The player then goes to the team with the earliest pick that wants him. The contract for a player would be the same as if they were picked during the normal draft and the team would simply have to forfeit its pick for that round in next year’s draft.

“For Tua, he could delay his decision under the pretense that: Hey, I may end up staying in school,” the evaluator said. “But then once he’s cleared and makes all this progress, he could raise his hand and declare a hardship and come out for the supplemental draft. Then, the Bengals and some of these other bad teams at the top would have maybe taken other quarterbacks and he protects himself from having to go to a bad team perhaps. I’m almost certain that he would be able to do that.”

Still, it’s unlikely Tagovailoa would opt for that route.

There have only been three players chosen in the supplemental draft since Josh Gordon in 2012. Notably, a player hasn’t been picked during the first round of the supplemental draft since the New York Giants selected quarterback Dave Brown in the first round of the 1992 supplemental draft.

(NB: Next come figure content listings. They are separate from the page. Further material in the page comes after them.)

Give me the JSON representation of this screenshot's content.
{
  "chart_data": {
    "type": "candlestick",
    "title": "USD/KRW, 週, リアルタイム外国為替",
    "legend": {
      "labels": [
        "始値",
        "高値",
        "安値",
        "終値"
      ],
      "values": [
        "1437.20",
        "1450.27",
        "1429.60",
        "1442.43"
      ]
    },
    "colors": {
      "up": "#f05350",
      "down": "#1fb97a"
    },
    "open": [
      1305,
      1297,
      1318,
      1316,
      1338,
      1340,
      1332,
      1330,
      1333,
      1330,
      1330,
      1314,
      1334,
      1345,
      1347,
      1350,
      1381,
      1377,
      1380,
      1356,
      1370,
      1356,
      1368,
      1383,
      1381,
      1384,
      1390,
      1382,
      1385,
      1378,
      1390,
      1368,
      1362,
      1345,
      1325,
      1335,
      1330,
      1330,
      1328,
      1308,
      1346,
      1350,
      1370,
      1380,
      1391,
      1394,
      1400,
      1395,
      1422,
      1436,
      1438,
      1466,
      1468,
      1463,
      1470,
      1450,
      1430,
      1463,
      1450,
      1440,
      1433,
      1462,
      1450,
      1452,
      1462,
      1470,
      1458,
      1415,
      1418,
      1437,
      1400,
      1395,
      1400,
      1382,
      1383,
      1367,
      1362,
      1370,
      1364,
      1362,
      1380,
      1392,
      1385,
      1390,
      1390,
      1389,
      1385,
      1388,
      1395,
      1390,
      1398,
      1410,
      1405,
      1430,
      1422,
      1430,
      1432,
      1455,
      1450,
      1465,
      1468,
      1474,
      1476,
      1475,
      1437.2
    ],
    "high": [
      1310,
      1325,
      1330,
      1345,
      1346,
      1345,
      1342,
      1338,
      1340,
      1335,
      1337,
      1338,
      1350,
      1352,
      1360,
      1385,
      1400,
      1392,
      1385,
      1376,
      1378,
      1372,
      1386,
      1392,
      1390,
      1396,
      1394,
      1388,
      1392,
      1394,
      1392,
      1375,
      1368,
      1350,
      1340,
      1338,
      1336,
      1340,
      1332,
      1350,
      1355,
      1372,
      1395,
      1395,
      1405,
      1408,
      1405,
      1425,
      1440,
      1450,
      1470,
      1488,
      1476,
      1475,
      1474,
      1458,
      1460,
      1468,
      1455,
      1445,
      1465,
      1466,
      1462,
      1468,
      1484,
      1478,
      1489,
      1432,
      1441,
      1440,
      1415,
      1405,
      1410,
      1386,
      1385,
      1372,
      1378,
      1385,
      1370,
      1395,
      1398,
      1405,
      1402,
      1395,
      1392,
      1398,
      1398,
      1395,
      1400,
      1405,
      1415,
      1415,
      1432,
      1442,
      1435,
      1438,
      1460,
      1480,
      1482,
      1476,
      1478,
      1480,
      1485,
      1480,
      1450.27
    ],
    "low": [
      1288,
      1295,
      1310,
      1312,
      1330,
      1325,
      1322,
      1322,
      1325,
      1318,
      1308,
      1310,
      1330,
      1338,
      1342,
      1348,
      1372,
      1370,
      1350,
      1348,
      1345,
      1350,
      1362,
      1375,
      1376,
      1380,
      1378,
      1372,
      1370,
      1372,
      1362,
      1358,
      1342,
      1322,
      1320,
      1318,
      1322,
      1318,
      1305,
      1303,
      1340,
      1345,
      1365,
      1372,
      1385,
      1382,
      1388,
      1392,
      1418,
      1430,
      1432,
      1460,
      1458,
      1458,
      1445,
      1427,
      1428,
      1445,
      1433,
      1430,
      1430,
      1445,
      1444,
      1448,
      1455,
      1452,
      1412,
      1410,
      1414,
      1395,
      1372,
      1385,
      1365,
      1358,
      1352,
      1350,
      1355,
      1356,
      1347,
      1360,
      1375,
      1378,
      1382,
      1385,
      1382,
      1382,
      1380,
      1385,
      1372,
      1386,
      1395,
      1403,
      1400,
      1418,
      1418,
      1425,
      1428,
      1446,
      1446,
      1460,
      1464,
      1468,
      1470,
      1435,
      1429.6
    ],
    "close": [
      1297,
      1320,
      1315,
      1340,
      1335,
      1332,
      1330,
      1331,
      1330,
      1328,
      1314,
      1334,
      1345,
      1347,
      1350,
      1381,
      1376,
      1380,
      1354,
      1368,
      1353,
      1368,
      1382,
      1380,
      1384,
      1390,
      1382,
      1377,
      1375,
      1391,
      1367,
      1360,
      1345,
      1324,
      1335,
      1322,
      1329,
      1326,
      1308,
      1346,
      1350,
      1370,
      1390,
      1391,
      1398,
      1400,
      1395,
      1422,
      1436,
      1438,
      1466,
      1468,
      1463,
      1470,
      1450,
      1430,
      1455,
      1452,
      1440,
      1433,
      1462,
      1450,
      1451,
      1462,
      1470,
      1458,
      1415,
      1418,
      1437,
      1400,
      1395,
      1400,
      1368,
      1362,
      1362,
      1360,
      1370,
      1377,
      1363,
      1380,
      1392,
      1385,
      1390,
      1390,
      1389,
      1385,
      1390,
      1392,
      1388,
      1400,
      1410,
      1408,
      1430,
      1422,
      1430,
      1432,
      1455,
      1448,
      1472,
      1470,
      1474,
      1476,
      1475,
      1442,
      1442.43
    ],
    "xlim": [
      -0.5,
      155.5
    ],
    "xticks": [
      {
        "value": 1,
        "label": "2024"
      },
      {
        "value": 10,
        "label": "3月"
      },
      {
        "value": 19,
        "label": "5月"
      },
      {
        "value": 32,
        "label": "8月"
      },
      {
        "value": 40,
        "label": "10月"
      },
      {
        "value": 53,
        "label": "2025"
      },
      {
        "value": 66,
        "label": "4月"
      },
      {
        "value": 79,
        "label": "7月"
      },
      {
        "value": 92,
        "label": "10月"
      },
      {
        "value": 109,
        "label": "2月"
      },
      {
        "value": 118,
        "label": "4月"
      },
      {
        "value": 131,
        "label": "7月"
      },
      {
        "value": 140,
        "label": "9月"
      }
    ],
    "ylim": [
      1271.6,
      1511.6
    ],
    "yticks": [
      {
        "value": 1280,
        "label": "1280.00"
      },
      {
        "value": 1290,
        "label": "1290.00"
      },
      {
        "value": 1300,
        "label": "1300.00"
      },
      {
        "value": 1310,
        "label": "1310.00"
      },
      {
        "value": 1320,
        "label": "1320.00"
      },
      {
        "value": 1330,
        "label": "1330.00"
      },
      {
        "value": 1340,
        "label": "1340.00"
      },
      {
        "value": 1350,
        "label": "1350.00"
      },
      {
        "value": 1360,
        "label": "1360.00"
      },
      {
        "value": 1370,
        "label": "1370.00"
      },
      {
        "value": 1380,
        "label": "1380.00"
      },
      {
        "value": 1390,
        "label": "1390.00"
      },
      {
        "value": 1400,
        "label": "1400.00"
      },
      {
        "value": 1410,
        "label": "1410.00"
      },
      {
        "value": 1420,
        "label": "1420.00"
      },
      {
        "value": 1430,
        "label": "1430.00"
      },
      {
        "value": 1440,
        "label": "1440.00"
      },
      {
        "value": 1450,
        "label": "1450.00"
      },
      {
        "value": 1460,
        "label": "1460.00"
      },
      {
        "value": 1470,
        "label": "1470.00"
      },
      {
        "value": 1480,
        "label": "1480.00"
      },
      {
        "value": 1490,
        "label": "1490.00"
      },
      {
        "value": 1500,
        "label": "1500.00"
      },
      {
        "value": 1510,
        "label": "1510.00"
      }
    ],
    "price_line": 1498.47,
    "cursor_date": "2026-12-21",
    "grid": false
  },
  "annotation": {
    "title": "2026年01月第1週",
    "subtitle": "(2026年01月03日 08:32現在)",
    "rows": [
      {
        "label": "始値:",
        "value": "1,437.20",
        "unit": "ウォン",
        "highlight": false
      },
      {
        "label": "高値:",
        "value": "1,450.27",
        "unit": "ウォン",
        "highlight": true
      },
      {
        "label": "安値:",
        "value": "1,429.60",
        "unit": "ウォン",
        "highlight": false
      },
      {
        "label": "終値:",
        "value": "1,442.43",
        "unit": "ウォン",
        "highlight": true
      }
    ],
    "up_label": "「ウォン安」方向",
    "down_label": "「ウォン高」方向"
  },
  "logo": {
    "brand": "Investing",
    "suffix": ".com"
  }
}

Whatever Tagovailoa decides to do, he is still in position to be a first-round draft pick even after his latest injury.

Despite all of the initial concern that Tagovailoa’s injury could significantly hinder the rest of his career, NFL insiders still expect him to be highly coveted come draft time.

“There’s three teams that are going to be picking in the top-five that could use a quarterback,” a separate longtime NFL evaluator said. “And I wouldn’t be surprised at all if all three QBs — Joe Burrow, Tua and Justin Herbert from Oregon — go in the top-five or top-10.”